Hospices are adopting business intelligence tactics to guide strategic decisions. Some are finding that these methods, often technology-enabled, can help them maximize revenue and lower costs, according to health care consultants at New York-based accounting firm Freed Maxick.
“Business intelligence” is defined as the processes and technology a company uses to collect and analyze data produced from their activities. To implement this effectively, hospices need insight into all the processes that impact their revenue cycle, according to Maureen Lehsten, principal at Freed Maxick.
“One of the highest priorities is managing revenue cycles to care for the patients,” Lehsten said. “They need to eliminate pebbles in the stream and make sure they don’t have a boulder in the cash flow, reducing the time from the patient coming in and cash coming in.”
Lehsten made these remarks in a virtual session at the National Hospice and Palliative Care Organization’s Leadership & Advocacy Conference.
From a cost and revenue cycle perspective, harnessing data that the organization already captures can improve cash flow, Dan Gerena, principal of the business intelligence practice at Freed Maxick, said at the conference.
Payroll and electronic medical record systems, for instance, can paint a picture of where the money flows. From the cost of providing patient care through receiving payment for it, the data captured can tell a broader story of a hospice’s value proposition, Gerena indicated.
This level of attention to back office and clinical operations will be necessary to succeed in a value-based payment landscape, according to Lehsten.
Value-based care is expected to loom larger in hospice reimbursement in the long term. Among the first steps is the hospice component of the value-based insurance design (VBID) demonstration, known as the Medicare Advantage (MA) hospice carve-in. The program has entered its second year.
Some hospices are also seeking participation in ACO Realizing Equity, Access, and Community Health (REACH), which replaced the Global and Professional Direct Contracting (GPDC) models.
Providers need to prepare for these changes by examining cash flow data to understand their costs and optimize the revenue cycle process, Lehsten indicated. This is of particular concern when working in Medicare Advantage in which payment arrangements are often more complex than the traditional fee-for-service model.

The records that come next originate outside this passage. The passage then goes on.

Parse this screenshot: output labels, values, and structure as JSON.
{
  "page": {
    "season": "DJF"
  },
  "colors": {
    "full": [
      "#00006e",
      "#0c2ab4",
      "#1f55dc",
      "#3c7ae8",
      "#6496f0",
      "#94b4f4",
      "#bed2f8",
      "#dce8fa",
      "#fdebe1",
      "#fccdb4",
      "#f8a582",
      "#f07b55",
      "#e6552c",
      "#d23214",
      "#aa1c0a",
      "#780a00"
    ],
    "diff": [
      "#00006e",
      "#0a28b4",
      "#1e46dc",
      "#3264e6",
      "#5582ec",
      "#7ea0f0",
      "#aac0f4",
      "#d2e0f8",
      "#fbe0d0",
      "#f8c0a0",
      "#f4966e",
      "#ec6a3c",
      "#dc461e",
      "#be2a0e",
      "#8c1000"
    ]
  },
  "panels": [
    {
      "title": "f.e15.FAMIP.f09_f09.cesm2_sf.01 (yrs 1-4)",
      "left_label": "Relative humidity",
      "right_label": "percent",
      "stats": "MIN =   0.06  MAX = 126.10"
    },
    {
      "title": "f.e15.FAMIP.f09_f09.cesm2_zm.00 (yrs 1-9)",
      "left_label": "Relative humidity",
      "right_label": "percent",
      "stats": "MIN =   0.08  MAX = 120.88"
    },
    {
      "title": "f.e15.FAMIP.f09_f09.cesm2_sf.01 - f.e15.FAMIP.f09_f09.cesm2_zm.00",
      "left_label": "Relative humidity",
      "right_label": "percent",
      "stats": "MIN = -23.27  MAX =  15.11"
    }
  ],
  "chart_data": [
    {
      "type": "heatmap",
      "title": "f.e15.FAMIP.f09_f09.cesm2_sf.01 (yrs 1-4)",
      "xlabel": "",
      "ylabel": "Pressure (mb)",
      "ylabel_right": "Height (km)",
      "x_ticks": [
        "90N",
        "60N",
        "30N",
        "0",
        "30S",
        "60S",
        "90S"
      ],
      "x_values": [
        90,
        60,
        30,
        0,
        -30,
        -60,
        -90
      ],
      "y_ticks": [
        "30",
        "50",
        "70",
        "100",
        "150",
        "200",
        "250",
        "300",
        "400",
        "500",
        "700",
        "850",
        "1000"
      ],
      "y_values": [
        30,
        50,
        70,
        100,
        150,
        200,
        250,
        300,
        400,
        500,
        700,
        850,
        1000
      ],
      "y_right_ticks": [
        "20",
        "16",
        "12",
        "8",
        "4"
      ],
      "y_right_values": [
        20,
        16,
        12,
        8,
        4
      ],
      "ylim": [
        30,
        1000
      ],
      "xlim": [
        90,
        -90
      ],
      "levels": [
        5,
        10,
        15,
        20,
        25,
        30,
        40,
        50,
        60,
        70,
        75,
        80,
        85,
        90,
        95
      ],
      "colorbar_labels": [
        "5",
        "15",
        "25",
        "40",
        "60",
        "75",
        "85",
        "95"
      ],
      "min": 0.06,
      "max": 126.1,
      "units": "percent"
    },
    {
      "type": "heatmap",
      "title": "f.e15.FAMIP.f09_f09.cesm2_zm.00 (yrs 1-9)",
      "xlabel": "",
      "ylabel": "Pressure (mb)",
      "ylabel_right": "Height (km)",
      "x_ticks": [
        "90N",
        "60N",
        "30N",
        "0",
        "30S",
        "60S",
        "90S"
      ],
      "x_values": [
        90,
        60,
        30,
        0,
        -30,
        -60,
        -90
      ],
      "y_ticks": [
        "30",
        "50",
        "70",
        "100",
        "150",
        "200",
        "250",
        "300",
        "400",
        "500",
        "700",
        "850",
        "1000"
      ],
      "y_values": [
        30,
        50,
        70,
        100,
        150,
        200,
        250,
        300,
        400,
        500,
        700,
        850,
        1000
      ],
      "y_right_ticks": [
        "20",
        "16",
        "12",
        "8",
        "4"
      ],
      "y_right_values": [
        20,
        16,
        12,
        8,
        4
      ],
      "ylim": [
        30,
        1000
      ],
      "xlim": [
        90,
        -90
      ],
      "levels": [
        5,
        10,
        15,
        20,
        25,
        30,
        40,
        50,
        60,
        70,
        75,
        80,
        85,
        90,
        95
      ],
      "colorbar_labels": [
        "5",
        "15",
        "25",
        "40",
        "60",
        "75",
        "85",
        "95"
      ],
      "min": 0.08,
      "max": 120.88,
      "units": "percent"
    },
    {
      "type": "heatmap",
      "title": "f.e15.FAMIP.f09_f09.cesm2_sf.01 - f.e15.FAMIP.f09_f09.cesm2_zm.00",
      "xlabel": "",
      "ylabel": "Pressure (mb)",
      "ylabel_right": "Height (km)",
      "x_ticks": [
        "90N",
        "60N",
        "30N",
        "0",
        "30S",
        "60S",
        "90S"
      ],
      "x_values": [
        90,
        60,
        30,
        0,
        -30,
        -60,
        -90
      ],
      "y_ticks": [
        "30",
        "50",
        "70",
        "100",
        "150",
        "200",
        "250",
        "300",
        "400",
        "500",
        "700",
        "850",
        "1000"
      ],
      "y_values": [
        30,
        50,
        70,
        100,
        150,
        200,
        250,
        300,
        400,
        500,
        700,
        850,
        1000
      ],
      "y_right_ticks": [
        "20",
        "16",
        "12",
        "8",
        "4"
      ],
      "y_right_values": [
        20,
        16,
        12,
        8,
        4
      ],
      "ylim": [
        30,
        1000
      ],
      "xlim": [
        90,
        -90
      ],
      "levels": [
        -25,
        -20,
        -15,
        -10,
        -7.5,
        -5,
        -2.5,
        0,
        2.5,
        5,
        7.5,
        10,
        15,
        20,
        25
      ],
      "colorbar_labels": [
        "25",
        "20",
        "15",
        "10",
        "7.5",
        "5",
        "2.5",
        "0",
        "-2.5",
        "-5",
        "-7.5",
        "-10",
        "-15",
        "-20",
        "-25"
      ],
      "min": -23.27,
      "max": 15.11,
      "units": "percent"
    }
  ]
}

“The carve-in is a major disruptor for all hospice providers. Are there areas that you need to dive into a little further to respond very proactively to what you’re seeing in real time?” Lehsten said. “The revenue cycle process allows visualization to change behaviors across the organization, improve cash acceleration, reduce denials and identify where those claims are getting held up early on in the cycle.”
Careful data analysis can inform hospices’ efforts to build efficiency and lower costs in anticipation of payment reductions that typically occur within Medicare Advantage.
“The way to become more nimble as an organization is really to have visibility in those metrics that drive quality and cost,” said Gerena. “[It’s] changing the paradigm from a static analysis and working with data in real time to understand where the opportunities are. It’s [telling] a story about really aligning data to how you are a low-cost provider.”